Ablalık; Abiliğe paralel olarak kadın ve kızlar için ablalık makamı vardır. Kadınlar Örgütün içerisinde hiç bir zaman üst düzey yönetici olamazlar. Bir kadının en fazla yükselebileceği Örgüt yöneticiliği ablalık seviyesidir. Kadın ve kızlardan sorumlu ablalar, nihayetinde o bölge il veya ilçedeki abiye bağlıdırlar. Örgütün üst düzeyinde faaliyet yürüten hiç bir kadın yönetici yoktur.
Sadakat Testi; Örgüte kazandırılan ve Örgüt amaçlarına göre eğitilen bir üyenin yeterince Örgüte bağlanıp bağlanmadığının abi veya ablanın teste tabi tutmasıdır. Örgüt üyesi, liderine koşulsuz itaat ediyorsa, Örgütün amacını benimsemişse, baskı ve tehdit altında tutulduğu zaman yeterince dirençli ise sadakat testini geçmektedir. Sadakat testi Örgüte bağlılığı ölçmektedir. Örgüt üyesi sadakat testini geçmişse önü açılmaktadır. Sadakat testini geçemeyenler ise Örgüt eğitimine devam ettirilmekte yine başarısız olursa sempatizan olarak ayrılmaktadır.

Kafalama; Örgütle organik bağı olmayan bir kişinin, himmet verecek derecede sempatizan hale getirilmesidir.

Parlatma; Örgüt istediği kişilerin reklamını yapıp bu kişilerin reklamını yaparak, bu kişi üzerinden kendisine nema sağlamaktadır. Buna Örgüt terminolojisinde parlatma denir. Bir makama atanması için kişinin önceden hazırlanıp onun adına mükemmel özgeçmiş oluşturma, medyasında hakkında övgü dolu yayınlar yapma, atanması için her türlü tavassut girişimi, parlatmanın değişik şekilleridir.
Mahrem Toplantı; Üstten alınan bir emrin nasıl icra edileceğinin yönteminin belirlendiği ve görevlendirmelerin yapıldığı gizli toplantılardır. Örgüte çocukluğunda giren üyelerin katılabildiği bu toplantıya sonradan Örgüte katılanlar alınmaz.

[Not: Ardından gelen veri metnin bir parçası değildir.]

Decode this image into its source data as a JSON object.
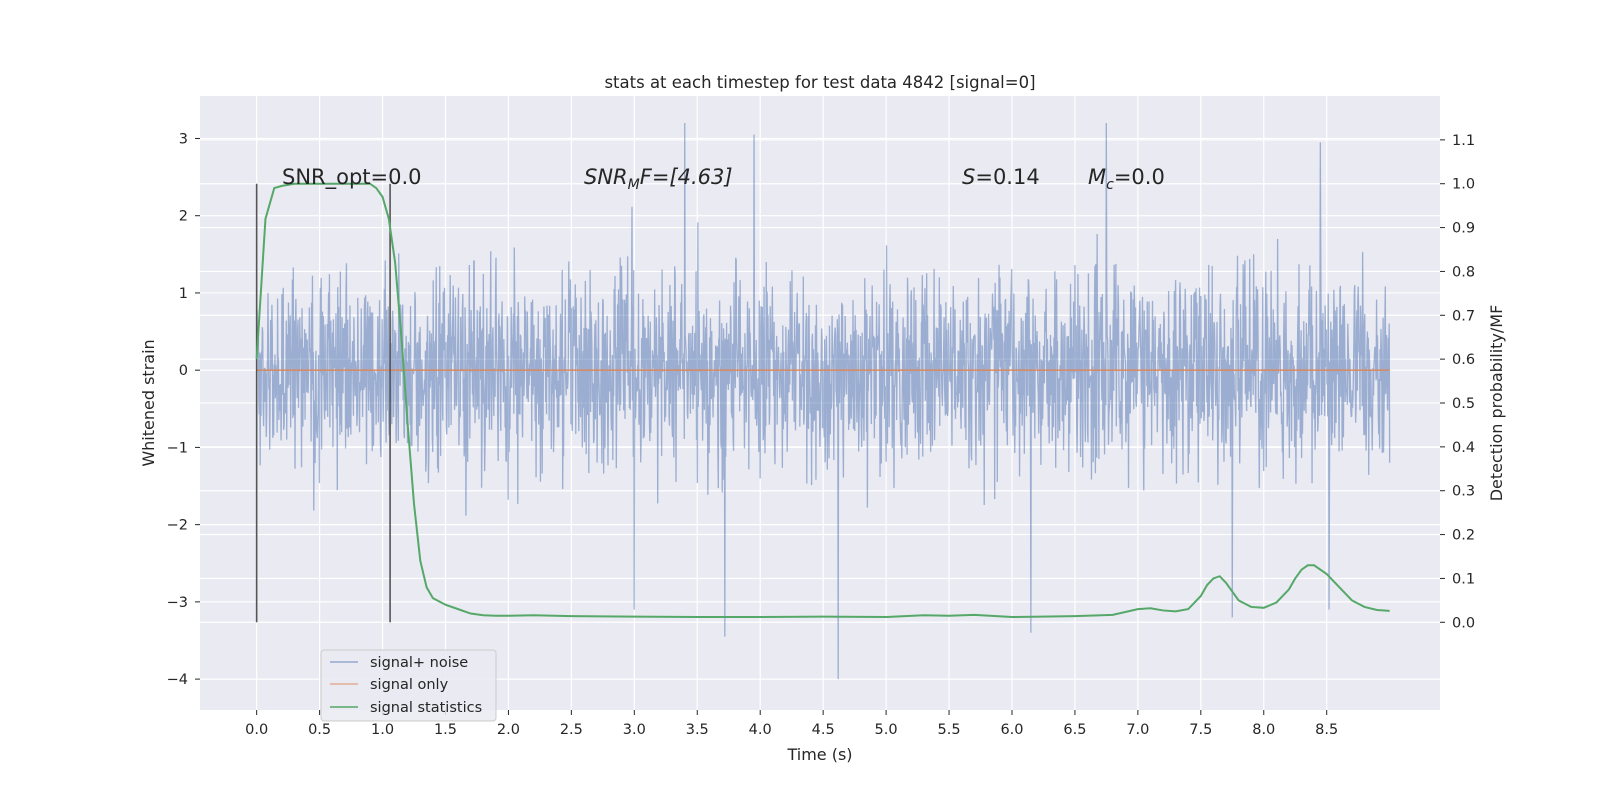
{
  "chart_data": {
    "type": "line",
    "title": "stats at each timestep for test data 4842 [signal=0]",
    "xlabel": "Time (s)",
    "ylabel": "Whitened strain",
    "ylabel_right": "Detection probability/MF",
    "xlim": [
      -0.45,
      9.4
    ],
    "ylim": [
      -4.4,
      3.55
    ],
    "ylim_right": [
      -0.2,
      1.2
    ],
    "x_ticks": [
      "0.0",
      "0.5",
      "1.0",
      "1.5",
      "2.0",
      "2.5",
      "3.0",
      "3.5",
      "4.0",
      "4.5",
      "5.0",
      "5.5",
      "6.0",
      "6.5",
      "7.0",
      "7.5",
      "8.0",
      "8.5"
    ],
    "y_ticks": [
      "3",
      "2",
      "1",
      "0",
      "−1",
      "−2",
      "−3",
      "−4"
    ],
    "y_ticks_right": [
      "1.1",
      "1.0",
      "0.9",
      "0.8",
      "0.7",
      "0.6",
      "0.5",
      "0.4",
      "0.3",
      "0.2",
      "0.1",
      "0.0"
    ],
    "grid": true,
    "legend_position": "lower-left",
    "annotations": {
      "snr_opt": "SNR_opt=0.0",
      "snr_mf_sym": "SNR",
      "snr_mf_sub": "M",
      "snr_mf_rest": "F=[4.63]",
      "s_sym": "S",
      "s_rest": "=0.14",
      "mc_sym": "M",
      "mc_sub": "c",
      "mc_rest": "=0.0"
    },
    "vlines_x": [
      0.0,
      1.06
    ],
    "series": [
      {
        "name": "signal+ noise",
        "color": "#4c72b0",
        "description_values": "noise band approx -2.0 to 2.2 with spikes up to 3.2 and down to -4.0",
        "spikes": [
          [
            3.4,
            3.2
          ],
          [
            3.95,
            3.05
          ],
          [
            6.75,
            3.2
          ],
          [
            8.45,
            2.95
          ],
          [
            4.62,
            -4.0
          ],
          [
            3.72,
            -3.45
          ],
          [
            6.15,
            -3.4
          ],
          [
            8.52,
            -3.1
          ],
          [
            3.0,
            -3.1
          ],
          [
            7.75,
            -3.2
          ]
        ]
      },
      {
        "name": "signal only",
        "color": "#dd8452",
        "x": [
          0.0,
          9.0
        ],
        "y": [
          0.0,
          0.0
        ]
      },
      {
        "name": "signal statistics",
        "color": "#55a868",
        "axis": "right",
        "x": [
          0.0,
          0.07,
          0.14,
          0.2,
          0.3,
          0.4,
          0.5,
          0.6,
          0.7,
          0.8,
          0.9,
          0.95,
          1.0,
          1.05,
          1.1,
          1.15,
          1.2,
          1.25,
          1.3,
          1.35,
          1.4,
          1.5,
          1.6,
          1.7,
          1.8,
          1.9,
          2.0,
          2.2,
          2.5,
          3.0,
          3.5,
          4.0,
          4.5,
          5.0,
          5.3,
          5.5,
          5.7,
          6.0,
          6.5,
          6.8,
          7.0,
          7.1,
          7.2,
          7.3,
          7.4,
          7.5,
          7.55,
          7.6,
          7.65,
          7.7,
          7.75,
          7.8,
          7.9,
          8.0,
          8.1,
          8.2,
          8.25,
          8.3,
          8.35,
          8.4,
          8.5,
          8.6,
          8.7,
          8.8,
          8.9,
          9.0
        ],
        "y": [
          0.6,
          0.92,
          0.99,
          0.995,
          1.0,
          1.0,
          1.0,
          1.0,
          1.0,
          1.0,
          1.0,
          0.99,
          0.97,
          0.92,
          0.82,
          0.65,
          0.45,
          0.27,
          0.14,
          0.08,
          0.055,
          0.04,
          0.03,
          0.02,
          0.016,
          0.015,
          0.015,
          0.016,
          0.014,
          0.013,
          0.012,
          0.012,
          0.013,
          0.012,
          0.016,
          0.015,
          0.017,
          0.012,
          0.014,
          0.017,
          0.03,
          0.032,
          0.027,
          0.025,
          0.03,
          0.06,
          0.085,
          0.1,
          0.105,
          0.09,
          0.07,
          0.05,
          0.035,
          0.033,
          0.045,
          0.075,
          0.1,
          0.12,
          0.13,
          0.13,
          0.11,
          0.08,
          0.05,
          0.035,
          0.028,
          0.026
        ]
      }
    ]
  }
}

Fetih, Fethetme, Fetih Okutma: Örgütün, kamu idarelerindeki kardolaşmasına “fetih” demektedir. Fetih okutma ise, kamuya giriş sınavlarında soruların önce elde edilmesi, ardından da üyelere yemin ettirildikten sonra cevaplarıyla birlikte çözdürülerek sınavı kazanmalarının sağlanmasıdır.. FETÖ, Devleti ve kamu idarelerini ele geçirilmesi gereken bir bir kale gibi görmektedir. Kadrolaşmayı ise fetih hareketi olarak kabul etmektedir.

Altın Nesil: Fetullahçı öğretiyi benimseyen, Örgüte ve öndere sadakatle itaat eden ve Örgütün içinde yer alan kişilerin genel adıdır.